La investigación indicó que la empatía tiene dos partes: la capacidad de reconocer los pensamientos y sentimientos de otra persona y la capacidad de responder con una emoción apropiada a los pensamientos y sentimientos de esa otra persona.

La primera parte se llama empatía cognitiva y la segunda parte empatía afectiva.

Hace 15 años, un equipo de científicos de la Universidad de Cambridge desarrolló el Empathy Quotient (EQ, cociente de empatía), una breve medida autoevaluada de la empatía, que aborda las dos partes de esta capacidad.

Dichas investigaciones demostraron que algunas personas son más empáticas que otras, y que en promedio, las mujeres son un poco más empáticas que los hombres.

También se reveló que, en promedio, las personas con autismo tienen un puntaje más bajo en el EQ, y que esto se debe a que tienen dificultades con la empatía cognitiva, a pesar de que su empatía afectiva puede estar intacta.

De tal forma, investigadores de Cambridge decidieron realizar un nuevo estudio junto con la compañía de genética 23andMe y un equipo de científicos internacionales, en el que participaron más de 46 mil personas.

Para el proyecto todas las personas completaron el EQ en línea y proporcionaron una muestra de saliva para el análisis genético, de acuerdo con un comunicado de la Institución.

El estudio fue dirigido por el estudiante de doctorado de Cambridge, Varun Warrier; el director del Centro de Investigación del Autismo en la Universidad de Cambridge, Simon Baron-Cohen; el profesor de la Universidad Paris Diderot, Thomas Bourgeron, y el científico principal en 23andMe, David Hinds.

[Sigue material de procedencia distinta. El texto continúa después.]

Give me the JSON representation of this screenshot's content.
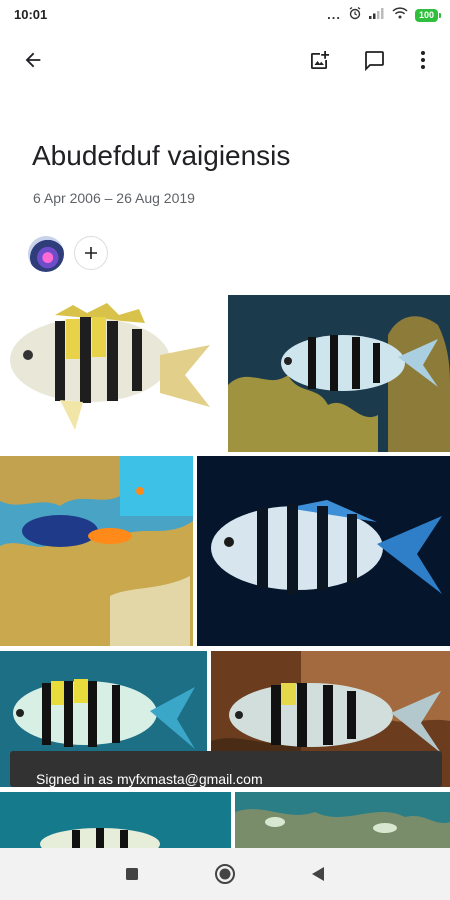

El nuevo estudio tiene tres resultados importantes; el primero descubrió que la empatía que somos se debe en parte a la genética, de hecho, una décima parte de esta variación se debe a factores genéticos.

En segundo lugar, se ratificó que en promedio, las mujeres son más empáticas que los hombres; sin embargo, esta diferencia no se debe al ADN ya que no hubo diferencias en los genes que contribuyen a la empatía en hombres y mujeres.

Esto implica que la diferencia sexual en la empatía es el resultado de otros factores biológicos no genéticos, como las influencias de la hormona prenatal, o factores no biológicos como la socialización, que también difieren entre los sexos.

En tercer lugar, el nuevo estudio encontró que las variantes genéticas asociadas con una menor empatía también se asocian con un mayor riesgo de autismo.

El especialista Varun Warrier expresó que este es un paso importante para entender el papel que desempeña la genética en la empatía, aunque hay que tomar en cuenta que solo una décima parte de las diferencias individuales de empatía en la población se deben a este rubro.

Por su parte, el profesor Thomas Bourgeron señaló que este nuevo estudio demuestra el papel de los genes en la empatía, pero aún no han identificado los genes específicos que están involucrados.

El siguiente paso es reunir muestras más grandes para replicar estos hallazgos, e identificar las vías biológicas precisas asociadas con las diferencias individuales en la empatía.

Mientras que el profesor Simon Baron-Cohen afirmó que incluso una fracción de por qué los individuos son distintos en empatía se debe a factores genéticos y ayuda a entender a personas como aquellas con autismo que luchan por imaginar los pensamientos y sentimientos de otra persona.

Comentó que esto puede dar lugar a la discapacidad no menos desafiante que otros tipos como la dislexia o la discapacidad visual.

“Nosotros, como sociedad, necesitamos apoyar a las personas con discapacidades, con métodos de enseñanza novedosos, soluciones alternativas o ajustes razonables para promover la inclusión», resaltó.